Europe’s largest automaker, which had been reluctant to commit to new industry trends like car sharing, is also looking for more alliances with technology firms as it tries to capture new business post-Dieselgate, Volkswagen (VW) digital chief Johann Jungwirth said.
“Yes, there are further opportunities” for purchases, Jungwirth said in an interview with Reuters this week. “We have quite a few things in the pipeline,” he said, without going into details.
VW took a $300 million stake in May in ride-hailing company Gett which competes with Uber as it builds a services business that VW expects to generate billions of euros in sales by 2025.
But Jungwirth, a former Apple and Daimler manager, acknowledged that VW is a latecomer on new technologies as it pushes into self-driving cars and ride-sharing – areas where rivals have already made inroads.
“We have a massive need to now work with the same passion for detail and the same focus on software and services as on hardware (cars),” said Jungwirth who joined VW last November when it was struggling with the aftermath of its Diesel emissions scandal.
Fully Autonomous
VW, through its Audi luxury flagship brand, has committed to developing a fully self-driving car rather than working on incremental autonomous-drive features that would occasionally require the intervention of the driver.

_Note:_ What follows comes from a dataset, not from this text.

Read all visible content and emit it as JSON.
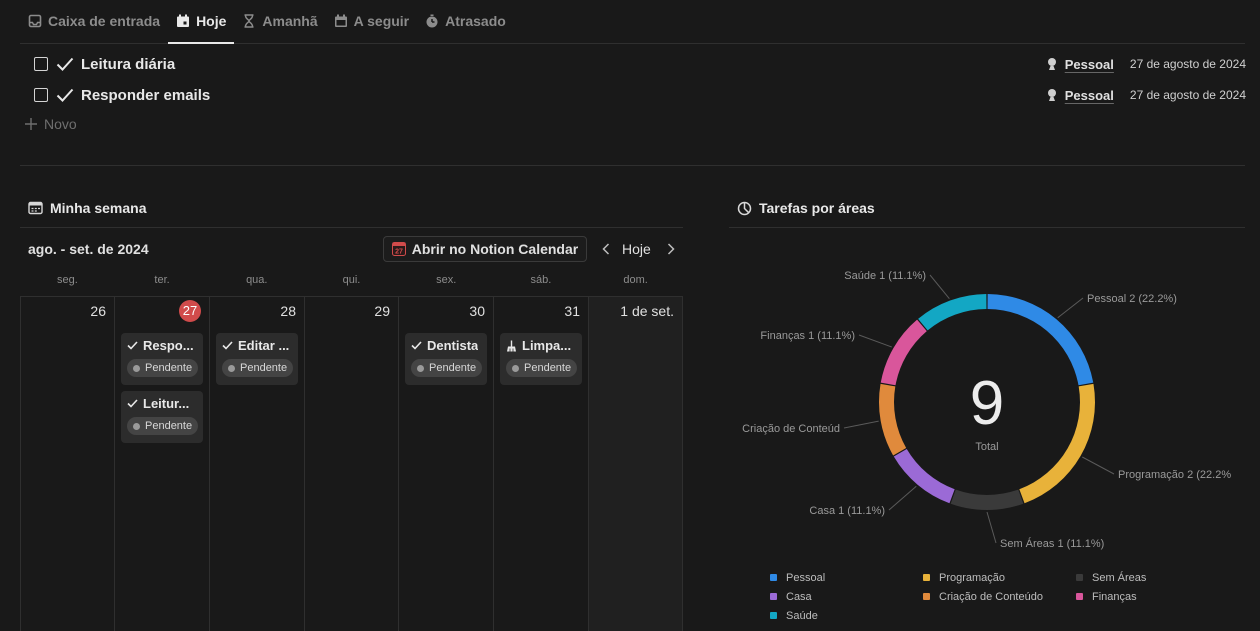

To help speed its development of self-driving cars, the manager said VW will “massively expand” its presence in Silicon Valley where it is setting up centres for future design and autonomous driving alongside its electronics research lab.
VW will be at the forefront of carmakers rolling out fully automated driverless vehicles for commercial ride-sharing no later than 2021, according to Jungwirth.
It is a competitive field. Uber formed an alliance with Volvo this week and plans to test driverless control systems in Volvos and Ford Fusion models in a pilot scheme in Pittsburgh.
VW group may target overseas cities for its autonomous vehicle programme as the United States and China are likely to push harder than Europe to authorise the operation of self-driving cars.
“I expect the first such vehicles to hit the market in the next 3-5 years,” said Jungwirth.
Wolfsburg-based VW may use the Paris Motor Show on Sept. 29-30 to update industry observers on its digital transformation, Jungwirth said, without being more specific.
VW has moved to embrace new technologies as part of its recovery from its worst business crisis when it was found to have cheated emissions tests.
Chief Executive Matthias Mueller said in June VW would hire another 1,000 software engineers. Two months on, the carmaker has more applicants than vacancies with the post-Dieselgate strategic shift acting as a catalyst, Jungwirth said.
“That (transformation) is having extremely positive effects,” he said, referring to candidates from the Silicon Valley, start-ups, suppliers and rival carmakers.